Richard J. Roller, Ph.D.
Ph.D., Harvard University, 1987 |
Professor and Vice Chairman of Microbiology Campus address: 3-432 BSB Mailing address: 51 Newton Rd. 3-432 Bowen Science Building Iowa City, IA 52242 Phone: 319-335-9958 Email: |
Molecular Biology of Herpes Simplex Infections
Herpesvirus genomes are transcribed and replicated in the nucleus of the cell. Virus capsids are assembled, and viral genomes are packaged into those capsids in the nucleus as well. The DNA containing capsids must then be transported to the cytoplasm. Capsids are enveloped by the inner nuclear membrane, forming a virus particle between the inner and outer nuclear membranes. The envelope of this virus particle then fuses with the outer nuclear membrane, releasing the DNA-containing capsid to the cytoplasm, where it can finish maturation and egress. This process of nuclear envelopment/de-envelopment is conserved in all herpesviruses and uses virus proteins that are not closely related to any cellular proteins. As such, it represents a very attractive target for development of new antiviral therapies for herpesviruses.
My lab is interested in the mechanism of nuclear envelopment.

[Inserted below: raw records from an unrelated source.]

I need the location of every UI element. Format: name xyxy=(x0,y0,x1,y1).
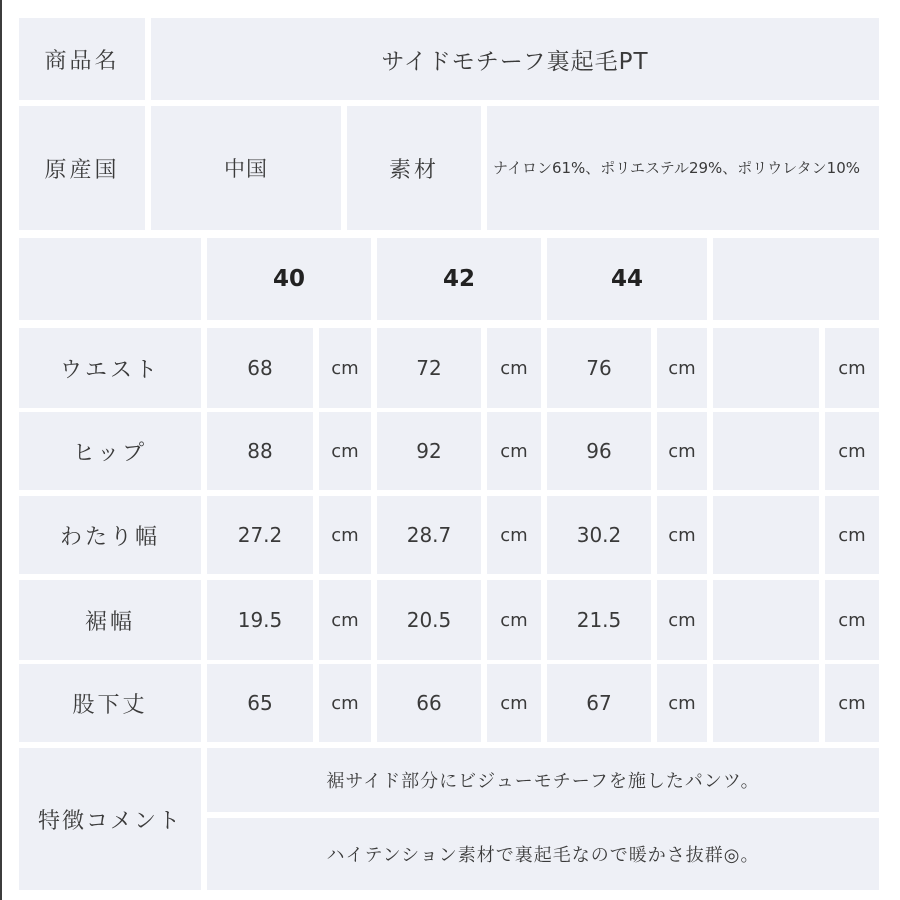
unit-label: cm xyxy=(487,580,541,660)
unit-label: cm xyxy=(319,580,371,660)
unit-label: cm xyxy=(487,328,541,408)
unit-label: cm xyxy=(319,664,371,742)
origin-label: 原産国 xyxy=(19,106,145,230)
size-header-blank xyxy=(19,238,201,320)
material-value: ナイロン61%、ポリエステル29%、ポリウレタン10% xyxy=(487,106,879,230)
measurement-value xyxy=(713,412,819,490)
measurement-label: ウエスト xyxy=(19,328,201,408)
measurement-value: 66 xyxy=(377,664,481,742)
measurement-label: わたり幅 xyxy=(19,496,201,574)
measurement-value: 65 xyxy=(207,664,313,742)
unit-label: cm xyxy=(825,664,879,742)
unit-label: cm xyxy=(487,412,541,490)
unit-label: cm xyxy=(825,412,879,490)
measurement-value xyxy=(713,580,819,660)
measurement-value: 72 xyxy=(377,328,481,408)
measurement-label: 股下丈 xyxy=(19,664,201,742)
unit-label: cm xyxy=(319,412,371,490)
unit-label: cm xyxy=(657,328,707,408)
measurement-value: 68 xyxy=(207,328,313,408)
unit-label: cm xyxy=(825,580,879,660)
feature-comment-line: 裾サイド部分にビジューモチーフを施したパンツ。 xyxy=(207,748,879,812)
measurement-value: 96 xyxy=(547,412,651,490)
unit-label: cm xyxy=(825,328,879,408)
measurement-value: 92 xyxy=(377,412,481,490)
measurement-value: 21.5 xyxy=(547,580,651,660)
measurement-value: 27.2 xyxy=(207,496,313,574)
measurement-value: 30.2 xyxy=(547,496,651,574)
size-header-extra xyxy=(713,238,879,320)
measurement-value: 28.7 xyxy=(377,496,481,574)
unit-label: cm xyxy=(657,496,707,574)
size-header-40: 40 xyxy=(207,238,371,320)
measurement-value: 19.5 xyxy=(207,580,313,660)
measurement-value: 76 xyxy=(547,328,651,408)
measurement-value: 88 xyxy=(207,412,313,490)
measurement-label: 裾幅 xyxy=(19,580,201,660)
product-name-label: 商品名 xyxy=(19,18,145,100)
origin-value: 中国 xyxy=(151,106,341,230)
measurement-value xyxy=(713,664,819,742)
unit-label: cm xyxy=(487,664,541,742)
measurement-value xyxy=(713,496,819,574)
left-edge-border xyxy=(0,0,2,900)
measurement-label: ヒップ xyxy=(19,412,201,490)
unit-label: cm xyxy=(657,412,707,490)
features-label: 特徴コメント xyxy=(19,748,201,890)
unit-label: cm xyxy=(319,496,371,574)
material-label: 素材 xyxy=(347,106,481,230)
measurement-value xyxy=(713,328,819,408)
size-header-42: 42 xyxy=(377,238,541,320)
unit-label: cm xyxy=(487,496,541,574)
unit-label: cm xyxy=(657,664,707,742)
measurement-value: 67 xyxy=(547,664,651,742)
unit-label: cm xyxy=(825,496,879,574)
right-edge-border xyxy=(883,0,900,900)
unit-label: cm xyxy=(657,580,707,660)
size-header-44: 44 xyxy=(547,238,707,320)
unit-label: cm xyxy=(319,328,371,408)
measurement-value: 20.5 xyxy=(377,580,481,660)
feature-comment-line: ハイテンション素材で裏起毛なので暖かさ抜群◎。 xyxy=(207,818,879,890)
product-name-value: サイドモチーフ裏起毛PT xyxy=(151,18,879,100)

We have identified some of the viral factors required for the process and hope to create a complete description of the process by (i) identifying all of the viral and cellular factors required; (ii) assigning functions to each of those factors; (iii) characterizing all of the functional interactions tat are necessary for this process; (iv) determining the structures of critical parts of the envelopment apparatus (v) identifying points in the process that might be susceptible to inhibition.
Herpesvirus nuclear envelopment is associated with changes in the organization of the nuclear lamina – a complex structure that underlies the inner nuclear membrane and that plays critical roles in maintaining nuclear structure, in assembling and disassembling the nucleus during cell division, and in regulating gene expression. Our research has recently focused on the means by which the virus alters the structure of the lamina during infection. This research has implications not only for the biology of herpesviruses, but also for the understanding of nuclear function and of human diseases that result from changes in the structure of the nuclear lamina.

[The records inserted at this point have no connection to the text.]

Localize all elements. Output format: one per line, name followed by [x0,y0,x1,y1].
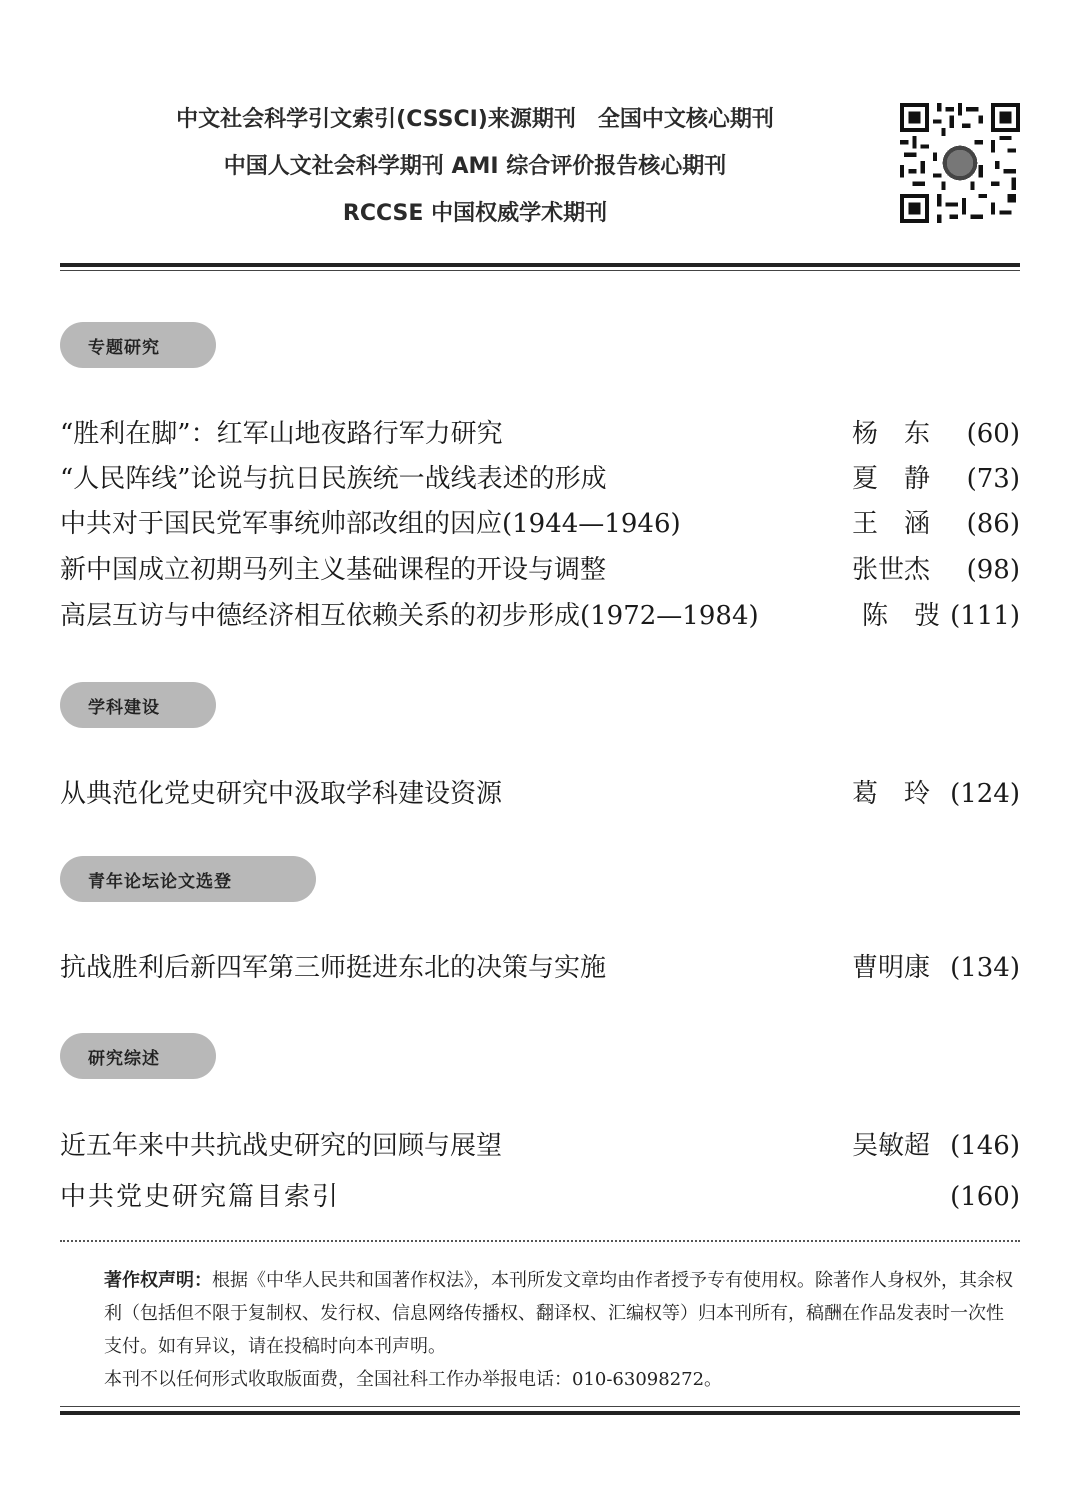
article-title: 中共党史研究篇目索引 [60,1182,341,1212]
toc-entry[interactable] [60,459,1020,499]
article-author: 葛 玲 [851,779,930,809]
article-author: 陈 弢 [861,601,940,631]
bottom-rule-thick [60,1411,1020,1415]
article-page: (86) [966,509,1020,539]
toc-entry[interactable] [60,414,1020,454]
section-tag-youth-forum [60,856,316,902]
article-title: 新中国成立初期马列主义基础课程的开设与调整 [60,555,607,585]
dotted-divider [60,1240,1020,1242]
article-title: “人民阵线”论说与抗日民族统一战线表述的形成 [60,464,607,494]
article-title: “胜利在脚”：红军山地夜路行军力研究 [60,419,503,449]
section-tag-label: 专题研究 [88,338,160,358]
article-author: 吴敏超 [851,1131,930,1161]
header-line-3: RCCSE 中国权威学术期刊 [342,201,608,226]
header-line-1: 中文社会科学引文索引(CSSCI)来源期刊 全国中文核心期刊 [176,107,774,132]
section-tag-label: 研究综述 [88,1049,160,1069]
copyright-text: 根据《中华人民共和国著作权法》，本刊所发文章均由作者授予专有使用权。除著作人身权外，其余权利（包括但不限于复制权、发行权、信息网络传播权、翻译权、汇编权等）归本刊所有，稿酬在作品发表时一次性支付。如有异议，请在投稿时向本刊声明。 [104,1270,1013,1357]
article-author: 王 涵 [851,509,930,539]
bottom-rule-thin [60,1406,1020,1407]
article-author: 张世杰 [851,555,930,585]
article-page: (73) [966,464,1020,494]
toc-entry[interactable] [60,774,1020,814]
article-page: (134) [950,953,1020,983]
article-title: 从典范化党史研究中汲取学科建设资源 [60,779,503,809]
article-page: (124) [950,779,1020,809]
section-tag-discipline [60,682,216,728]
copyright-notice [60,1264,1020,1396]
article-title: 中共对于国民党军事统帅部改组的因应(1944—1946) [60,509,681,539]
journal-indexing-header [60,96,890,237]
article-author: 夏 静 [851,464,930,494]
article-page: (160) [950,1182,1020,1212]
top-rule-thin [60,270,1020,271]
fee-notice: 本刊不以任何形式收取版面费，全国社科工作办举报电话：010-63098272。 [104,1369,723,1390]
top-rule-thick [60,263,1020,267]
qr-code-icon[interactable] [900,103,1020,223]
copyright-label: 著作权声明： [104,1270,212,1291]
article-page: (98) [966,555,1020,585]
section-tag-review [60,1033,216,1079]
article-title: 高层互访与中德经济相互依赖关系的初步形成(1972—1984) [60,601,759,631]
article-page: (146) [950,1131,1020,1161]
section-tag-special-topic [60,322,216,368]
section-tag-label: 青年论坛论文选登 [88,872,232,892]
copyright-paragraph [60,1264,1020,1363]
header-line-2: 中国人文社会科学期刊 AMI 综合评价报告核心期刊 [223,154,727,179]
toc-entry[interactable] [60,504,1020,544]
article-page: (60) [966,419,1020,449]
article-author: 曹明康 [851,953,930,983]
toc-entry[interactable] [60,1177,1020,1217]
article-page: (111) [950,601,1020,631]
article-title: 近五年来中共抗战史研究的回顾与展望 [60,1131,503,1161]
toc-entry[interactable] [60,550,1020,590]
toc-entry[interactable] [60,596,1020,636]
section-tag-label: 学科建设 [88,698,160,718]
toc-entry[interactable] [60,1126,1020,1166]
article-author: 杨 东 [851,419,930,449]
article-title: 抗战胜利后新四军第三师挺进东北的决策与实施 [60,953,607,983]
toc-entry[interactable] [60,948,1020,988]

Virus-infected cells can be eliminated by apoptosis, a kind of programmed cell death. Apoptosis can be induced either by sensing mechanisms within the infectedc cell itself, or by cells of the immune system after they recognize an infected cell. Like many viruses, herpes simplex virus has evolved ways of inhibiting apoptosis in the infected cell. One critical anti-apoptotic factor for HSV is a virus-encoded protein kinase called US3 that is also involved in primary envelopment. We are intrigued by the overlap in functions in this protein and are working to determine the mechanisms by which it inhibits apoptosis and participates in envelopment.
Recent publications
Leach, N., S.L. Bjerke, D.K. Christensen, J.M. Bouchard, F. Mou, R. Park, J.D. Baines, T. Haraguchi, and R.J. Roller. 2007. Emerin is hyperphosphorylated and redistributed in herpes simplex virus type 1-infected cells in a manner dependent upon both UL34 and US3. J. Virol. 81:10792-10803.

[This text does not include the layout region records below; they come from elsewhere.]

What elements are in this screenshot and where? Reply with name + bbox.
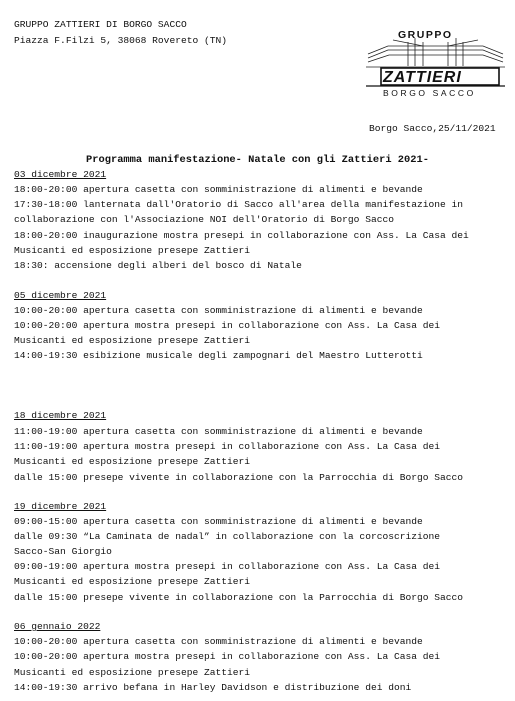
schedule-line: Musicanti ed esposizione presepe Zattieri <box>14 456 251 467</box>
schedule-line: 09:00-19:00 apertura mostra presepi in collaborazione con Ass. La Casa dei <box>14 561 441 572</box>
section-date: 06 gennaio 2022 <box>14 621 101 632</box>
section-date: 03 dicembre 2021 <box>14 169 107 180</box>
schedule-line: 11:00-19:00 apertura mostra presepi in collaborazione con Ass. La Casa dei <box>14 441 441 452</box>
schedule-line: 09:00-15:00 apertura casetta con somministrazione di alimenti e bevande <box>14 516 423 527</box>
logo-main-text: ZATTIERI <box>383 69 462 86</box>
schedule-line: Musicanti ed esposizione presepe Zattieri <box>14 576 251 587</box>
org-address: Piazza F.Filzi 5, 38068 Rovereto (TN) <box>14 35 228 46</box>
schedule-line: Musicanti ed esposizione presepe Zattieri <box>14 245 251 256</box>
logo-bottom-text: BORGO SACCO <box>383 88 476 98</box>
schedule-line: dalle 15:00 presepe vivente in collaborazione con la Parrocchia di Borgo Sacco <box>14 592 464 603</box>
schedule-line: 11:00-19:00 apertura casetta con somministrazione di alimenti e bevande <box>14 426 423 437</box>
logo-top-text: GRUPPO <box>398 29 453 41</box>
schedule-line: 18:30: accensione degli alberi del bosco di Natale <box>14 260 302 271</box>
place-date: Borgo Sacco,25/11/2021 <box>369 123 496 134</box>
page-title: Programma manifestazione- Natale con gli Zattieri 2021- <box>86 154 429 166</box>
section-date: 19 dicembre 2021 <box>14 501 107 512</box>
schedule-line: 18:00-20:00 inaugurazione mostra presepi in collaborazione con Ass. La Casa dei <box>14 230 469 241</box>
schedule-line: 10:00-20:00 apertura mostra presepi in collaborazione con Ass. La Casa dei <box>14 320 441 331</box>
schedule-line: 14:00-19:30 esibizione musicale degli zampognari del Maestro Lutterotti <box>14 350 423 361</box>
schedule-line: 14:00-19:30 arrivo befana in Harley Davidson e distribuzione dei doni <box>14 682 412 693</box>
schedule-line: collaborazione con l'Associazione NOI dell'Oratorio di Borgo Sacco <box>14 214 394 225</box>
schedule-line: 18:00-20:00 apertura casetta con somministrazione di alimenti e bevande <box>14 184 423 195</box>
schedule-line: Sacco-San Giorgio <box>14 546 112 557</box>
schedule-line: Musicanti ed esposizione presepe Zattieri <box>14 335 251 346</box>
schedule-line: 10:00-20:00 apertura casetta con somministrazione di alimenti e bevande <box>14 305 423 316</box>
schedule-line: dalle 15:00 presepe vivente in collaborazione con la Parrocchia di Borgo Sacco <box>14 472 464 483</box>
section-date: 05 dicembre 2021 <box>14 290 107 301</box>
schedule-line: 10:00-20:00 apertura casetta con somministrazione di alimenti e bevande <box>14 636 423 647</box>
schedule-line: Musicanti ed esposizione presepe Zattieri <box>14 667 251 678</box>
section-date: 18 dicembre 2021 <box>14 410 107 421</box>
org-name: GRUPPO ZATTIERI DI BORGO SACCO <box>14 19 187 30</box>
schedule-line: dalle 09:30 “La Caminata de nadal” in collaborazione con la corcoscrizione <box>14 531 441 542</box>
schedule-line: 10:00-20:00 apertura mostra presepi in collaborazione con Ass. La Casa dei <box>14 651 441 662</box>
schedule-line: 17:30-18:00 lanternata dall'Oratorio di Sacco all'area della manifestazione in <box>14 199 464 210</box>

Farnsworth, A., T.W. Wisner, M. Webb, R. Roller, G. Cohen, R. Eisenberg, and D.C. Johnson. 2007. Herpes simplex virus glycoproteis gB and gH function in fusion between the virion envelope and the outer nuclear membrane. Proc. Natl. Acad. Scie. USA 104:10187-10192.
Bjerke, S.L. and R.J. Roller. 2006. Roles for herpes simplex virus type 1 UL34 and US3 proteins in disrupting the nuclear lamina during herpes simplex virus type 1 egress. Virology 347:261-276.